The Black Gaet junction. Photo: Chris Cope/Shetland News

BRIGHTENING the white lines at the Black Gaet junction would be a “step in the right direction” in addressing safety concerns, according to a Shetland South councillor.

Allison Duncan made the recommendation at a meeting of the Shetland community safety and resilience board, saying he felt something needed to be done.

Meanwhile data provided by the roads department via the police shows that the reported injury collision rate at the junction – which is regarded by many as an accident blackspot – has risen by 1.69 per cent a year since 2000.

When it comes all reported collisions, injury or not, the rate was increasing by 0.52 per cent a year from 2000 to 2017.

But the roads department said it has not received details of non-injury collisions from Police Scotland since 2018.

Traffic volume has also grown, and in 2014 the average daily flow through the junction was 6,824 vehicles.

Duncan said he has heard plenty of concern about the junction, which connects the B9073 and the A970 and leads to the south mainland and also Lerwick in the opposite direction.

This has included people in his ward, as well as elsewhere in Shetland and also even taxi drivers.

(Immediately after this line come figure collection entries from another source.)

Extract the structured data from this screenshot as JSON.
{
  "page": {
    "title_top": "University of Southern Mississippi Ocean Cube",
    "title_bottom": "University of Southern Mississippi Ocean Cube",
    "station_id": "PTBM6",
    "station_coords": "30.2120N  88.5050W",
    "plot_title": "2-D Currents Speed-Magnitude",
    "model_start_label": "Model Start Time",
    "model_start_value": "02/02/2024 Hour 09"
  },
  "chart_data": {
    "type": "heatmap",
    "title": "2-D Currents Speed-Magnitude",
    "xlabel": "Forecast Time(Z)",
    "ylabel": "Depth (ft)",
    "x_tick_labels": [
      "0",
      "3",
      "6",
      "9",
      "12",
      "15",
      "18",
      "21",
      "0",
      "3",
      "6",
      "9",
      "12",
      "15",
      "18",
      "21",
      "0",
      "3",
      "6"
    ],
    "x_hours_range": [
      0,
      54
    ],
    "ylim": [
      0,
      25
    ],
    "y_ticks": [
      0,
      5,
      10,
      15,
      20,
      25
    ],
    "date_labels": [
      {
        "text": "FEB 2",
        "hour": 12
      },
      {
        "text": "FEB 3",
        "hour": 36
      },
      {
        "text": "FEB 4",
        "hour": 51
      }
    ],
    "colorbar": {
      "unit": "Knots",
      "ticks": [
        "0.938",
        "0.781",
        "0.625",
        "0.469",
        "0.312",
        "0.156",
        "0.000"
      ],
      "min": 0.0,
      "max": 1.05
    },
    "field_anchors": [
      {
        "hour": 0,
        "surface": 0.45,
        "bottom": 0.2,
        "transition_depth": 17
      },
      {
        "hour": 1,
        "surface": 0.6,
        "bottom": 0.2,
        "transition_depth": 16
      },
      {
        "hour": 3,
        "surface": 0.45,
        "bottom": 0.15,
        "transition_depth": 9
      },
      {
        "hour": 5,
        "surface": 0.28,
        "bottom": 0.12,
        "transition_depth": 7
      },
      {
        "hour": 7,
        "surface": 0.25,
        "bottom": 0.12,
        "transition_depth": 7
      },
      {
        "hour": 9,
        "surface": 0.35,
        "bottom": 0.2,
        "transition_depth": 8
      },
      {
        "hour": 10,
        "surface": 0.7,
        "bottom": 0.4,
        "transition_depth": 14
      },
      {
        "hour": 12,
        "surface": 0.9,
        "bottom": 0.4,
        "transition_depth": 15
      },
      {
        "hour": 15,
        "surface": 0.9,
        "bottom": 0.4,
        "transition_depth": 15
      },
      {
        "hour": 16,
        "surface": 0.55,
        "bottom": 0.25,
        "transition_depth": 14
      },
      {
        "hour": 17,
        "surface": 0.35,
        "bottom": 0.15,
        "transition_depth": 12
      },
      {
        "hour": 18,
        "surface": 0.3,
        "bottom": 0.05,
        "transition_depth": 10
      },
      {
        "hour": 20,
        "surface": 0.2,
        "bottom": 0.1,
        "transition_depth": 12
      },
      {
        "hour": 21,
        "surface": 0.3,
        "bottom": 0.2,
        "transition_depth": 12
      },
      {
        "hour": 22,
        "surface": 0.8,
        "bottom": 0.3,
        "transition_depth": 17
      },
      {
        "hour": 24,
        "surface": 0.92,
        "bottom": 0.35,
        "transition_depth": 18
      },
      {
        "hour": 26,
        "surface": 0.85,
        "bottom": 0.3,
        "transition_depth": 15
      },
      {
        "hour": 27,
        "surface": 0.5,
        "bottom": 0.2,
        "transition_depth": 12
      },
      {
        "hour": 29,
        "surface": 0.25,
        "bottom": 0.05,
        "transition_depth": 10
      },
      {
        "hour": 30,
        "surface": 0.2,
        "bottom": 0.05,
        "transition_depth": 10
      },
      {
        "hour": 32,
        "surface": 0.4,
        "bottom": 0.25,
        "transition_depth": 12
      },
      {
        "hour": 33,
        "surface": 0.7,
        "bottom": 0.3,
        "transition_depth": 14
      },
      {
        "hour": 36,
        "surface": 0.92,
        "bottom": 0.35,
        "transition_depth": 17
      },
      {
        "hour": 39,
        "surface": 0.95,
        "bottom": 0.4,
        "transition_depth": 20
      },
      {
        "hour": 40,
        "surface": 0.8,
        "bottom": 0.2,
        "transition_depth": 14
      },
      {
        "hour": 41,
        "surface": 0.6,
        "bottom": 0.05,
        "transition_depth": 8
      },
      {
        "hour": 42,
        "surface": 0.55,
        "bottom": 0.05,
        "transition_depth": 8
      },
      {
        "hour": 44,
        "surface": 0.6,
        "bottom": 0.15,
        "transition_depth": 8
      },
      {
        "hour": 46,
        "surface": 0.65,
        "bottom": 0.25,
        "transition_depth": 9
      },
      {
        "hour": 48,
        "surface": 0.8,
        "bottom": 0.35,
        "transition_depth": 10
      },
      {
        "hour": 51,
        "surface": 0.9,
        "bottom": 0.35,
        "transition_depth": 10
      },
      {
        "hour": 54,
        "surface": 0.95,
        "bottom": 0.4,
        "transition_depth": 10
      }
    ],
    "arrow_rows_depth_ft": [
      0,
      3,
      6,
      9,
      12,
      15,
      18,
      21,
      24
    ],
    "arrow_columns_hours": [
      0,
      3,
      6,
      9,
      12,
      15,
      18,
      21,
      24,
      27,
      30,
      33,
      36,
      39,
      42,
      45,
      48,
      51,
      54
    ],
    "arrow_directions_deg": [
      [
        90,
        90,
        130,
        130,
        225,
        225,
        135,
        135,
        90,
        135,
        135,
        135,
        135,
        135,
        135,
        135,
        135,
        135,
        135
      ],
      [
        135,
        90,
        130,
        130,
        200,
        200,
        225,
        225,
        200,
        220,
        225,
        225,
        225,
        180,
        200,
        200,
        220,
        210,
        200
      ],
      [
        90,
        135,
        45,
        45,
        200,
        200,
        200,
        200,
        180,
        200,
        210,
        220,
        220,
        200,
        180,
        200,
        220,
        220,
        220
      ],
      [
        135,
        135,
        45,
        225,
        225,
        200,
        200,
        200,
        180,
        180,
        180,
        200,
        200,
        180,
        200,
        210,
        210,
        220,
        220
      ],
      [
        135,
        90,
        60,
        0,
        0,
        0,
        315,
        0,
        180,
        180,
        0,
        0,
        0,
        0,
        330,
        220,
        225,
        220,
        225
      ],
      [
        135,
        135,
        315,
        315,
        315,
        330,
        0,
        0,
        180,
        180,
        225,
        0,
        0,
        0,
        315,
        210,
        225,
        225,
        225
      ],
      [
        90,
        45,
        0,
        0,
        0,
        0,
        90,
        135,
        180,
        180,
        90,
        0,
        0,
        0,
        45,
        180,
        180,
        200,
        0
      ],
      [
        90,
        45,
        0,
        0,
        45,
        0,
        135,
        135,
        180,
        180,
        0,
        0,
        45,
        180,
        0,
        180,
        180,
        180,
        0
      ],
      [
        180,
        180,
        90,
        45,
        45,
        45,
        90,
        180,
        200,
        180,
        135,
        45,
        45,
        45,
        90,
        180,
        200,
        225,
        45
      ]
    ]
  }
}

“The white lines there are pretty bad,” he said, adding that a fresh coat of paint could enhance safety.

The roads department’s Neil Hutcheson said that this is in the pipeline along with resurfacing.

“The sooner the better,” Duncan said in response.

In October roads manager Dave Coupe said work was ongoing to assess police statistics and data to see if there were any trends behind accidents.

A report on the junction went to councillors around seven years ago but there was no definitive trend when it came to the cause of accidents, meaning no road safety action was taken.

In recent months the speed limit around the junction has dropped from 60mph to 50mph as part of a wider trial to examine levels of active travel at the south end of Lerwick.

Roads manager Dave Coupe said there will be nothing to report until near the end of the 18-month trial period.

Meanwhile Hutcheson also told the board that an “older driver campaign” is under consideration by the local road safety advisory panel following the success of a scheme with youngsters.

A road worker campaign is also being proposed, with Hutcheson saying there have been a “few near misses” and that both the council and contractors have experienced the problem.